Rimane pur sempre la questione boots on the ground, l’intervento di terra: Gentiloni stesso in prima battuta lo nega e in seconda, invece, sembra circoscriverlo, mentre Federica Mogherini l’ha espressamente escluso. La cosa che le voci ufficiali – dalla Pinotti alla stessa Mogherini il 13 maggio – si sono premurate di suggerire è di non interpretare il tutto come un’azione militare contro la Libia, ma piuttosto come un’operazione di polizia contro i trafficanti che risiedono in Libia: cambio semantico – per altro non giustificato dalle presunte anticipazioni letterali di Zatterin della bozza del 18 maggio – evidentemente rassicurativo per i governi libici e per alcuni Stati esteri, ma che però non nasconde la necessità di ricorrere in ogni caso – almeno in via teorica se poi alla fine non arrivassero i consensi libici – al Capitolo 7 delle Nazioni Unite per l’uso della forza all’interno di un paese senza il consenso del governo riconosciuto.

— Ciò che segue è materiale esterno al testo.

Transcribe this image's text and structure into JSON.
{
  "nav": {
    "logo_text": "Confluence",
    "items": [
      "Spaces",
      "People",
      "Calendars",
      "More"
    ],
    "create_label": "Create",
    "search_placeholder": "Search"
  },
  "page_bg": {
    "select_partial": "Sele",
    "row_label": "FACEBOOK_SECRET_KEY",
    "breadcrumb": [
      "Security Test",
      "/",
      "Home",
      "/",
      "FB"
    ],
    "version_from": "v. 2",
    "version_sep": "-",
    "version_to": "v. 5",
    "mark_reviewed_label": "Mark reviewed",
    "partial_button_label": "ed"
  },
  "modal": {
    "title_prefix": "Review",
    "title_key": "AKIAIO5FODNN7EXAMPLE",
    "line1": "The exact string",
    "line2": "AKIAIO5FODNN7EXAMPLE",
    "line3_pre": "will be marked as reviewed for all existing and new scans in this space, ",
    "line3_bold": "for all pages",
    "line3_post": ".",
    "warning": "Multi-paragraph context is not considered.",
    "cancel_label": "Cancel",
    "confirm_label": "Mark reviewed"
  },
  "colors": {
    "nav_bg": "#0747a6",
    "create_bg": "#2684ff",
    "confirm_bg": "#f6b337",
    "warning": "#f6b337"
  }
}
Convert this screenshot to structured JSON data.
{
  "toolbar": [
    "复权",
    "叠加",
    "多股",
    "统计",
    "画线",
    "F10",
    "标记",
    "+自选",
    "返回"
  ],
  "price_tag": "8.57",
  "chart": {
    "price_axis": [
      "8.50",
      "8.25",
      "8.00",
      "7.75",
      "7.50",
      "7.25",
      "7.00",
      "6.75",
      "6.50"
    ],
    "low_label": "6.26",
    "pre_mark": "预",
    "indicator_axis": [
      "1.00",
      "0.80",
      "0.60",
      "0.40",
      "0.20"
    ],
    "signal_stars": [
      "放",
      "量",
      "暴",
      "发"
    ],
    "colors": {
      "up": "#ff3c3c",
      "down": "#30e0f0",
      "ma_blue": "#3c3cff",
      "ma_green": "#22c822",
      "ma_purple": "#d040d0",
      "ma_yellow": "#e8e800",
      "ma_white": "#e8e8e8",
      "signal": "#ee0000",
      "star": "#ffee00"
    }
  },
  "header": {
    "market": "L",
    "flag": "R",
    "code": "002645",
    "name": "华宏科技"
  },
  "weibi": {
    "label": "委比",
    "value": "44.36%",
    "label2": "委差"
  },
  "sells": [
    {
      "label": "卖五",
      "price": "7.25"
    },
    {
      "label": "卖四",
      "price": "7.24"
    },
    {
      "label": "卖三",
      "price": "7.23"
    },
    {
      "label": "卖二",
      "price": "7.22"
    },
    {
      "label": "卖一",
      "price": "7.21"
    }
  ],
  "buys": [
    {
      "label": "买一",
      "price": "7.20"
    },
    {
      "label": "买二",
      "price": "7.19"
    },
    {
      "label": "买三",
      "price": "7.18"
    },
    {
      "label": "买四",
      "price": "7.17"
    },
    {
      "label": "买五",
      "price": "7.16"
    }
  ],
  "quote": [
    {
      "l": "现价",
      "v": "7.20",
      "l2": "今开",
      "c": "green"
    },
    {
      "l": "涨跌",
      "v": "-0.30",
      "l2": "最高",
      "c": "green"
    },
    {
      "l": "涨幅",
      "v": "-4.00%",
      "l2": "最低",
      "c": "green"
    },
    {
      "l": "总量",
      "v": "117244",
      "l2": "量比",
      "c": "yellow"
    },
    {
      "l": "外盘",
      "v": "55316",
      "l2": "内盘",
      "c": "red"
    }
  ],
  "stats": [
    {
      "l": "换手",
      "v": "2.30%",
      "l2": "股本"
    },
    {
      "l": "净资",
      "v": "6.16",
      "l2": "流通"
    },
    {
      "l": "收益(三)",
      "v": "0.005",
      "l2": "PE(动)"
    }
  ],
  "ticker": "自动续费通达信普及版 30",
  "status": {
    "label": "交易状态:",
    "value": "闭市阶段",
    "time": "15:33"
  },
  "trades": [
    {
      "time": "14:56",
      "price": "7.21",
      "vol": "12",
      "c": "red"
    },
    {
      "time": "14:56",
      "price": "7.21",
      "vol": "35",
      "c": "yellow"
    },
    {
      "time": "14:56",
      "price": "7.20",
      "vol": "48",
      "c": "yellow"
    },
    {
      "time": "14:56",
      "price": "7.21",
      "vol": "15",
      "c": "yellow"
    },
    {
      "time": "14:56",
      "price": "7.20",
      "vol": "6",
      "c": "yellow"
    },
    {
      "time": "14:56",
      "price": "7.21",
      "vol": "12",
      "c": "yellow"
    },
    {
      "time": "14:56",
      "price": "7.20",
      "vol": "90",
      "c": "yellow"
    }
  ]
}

Nel frattempo la stampa britannica continua ad avvalorare, almeno come possibile, la tesi dell’operazione terrestre: il 15 maggio il Telegraph, con Nick Squires, cita anonime fonti che accerterebbero che le Nazioni Unite «stanno considerando di dare il verde all’azione militare europea contro i trafficanti nelle acque territoriali libiche e persino all’interno delle baie e dei porti della costa libica», mentre l’Independent titola il 17 che «i ministri europei si incontrano domani per considerare azioni di terra in Libia e attacchi ai trafficanti». Il tutto mostrando ben scarsa considerazione della narrazione ufficiale.
Una domanda sorge spontanea e non troverà forse risposta fino a quando non vi sarà un testo ufficiale su cui ragionare: perché le narrative ufficiose delle fonti stampa che hanno trovato almeno in parte una legittimazione ufficiale sull’atteggiamento russo, sulla diplomazia con le autorità libiche e sul Capitolo 7 delle Nazioni Unite, mostrando quindi di essere ben informate sui fatti, dovrebbero sbagliare in pieno solo sulla questione delle operazioni di terra?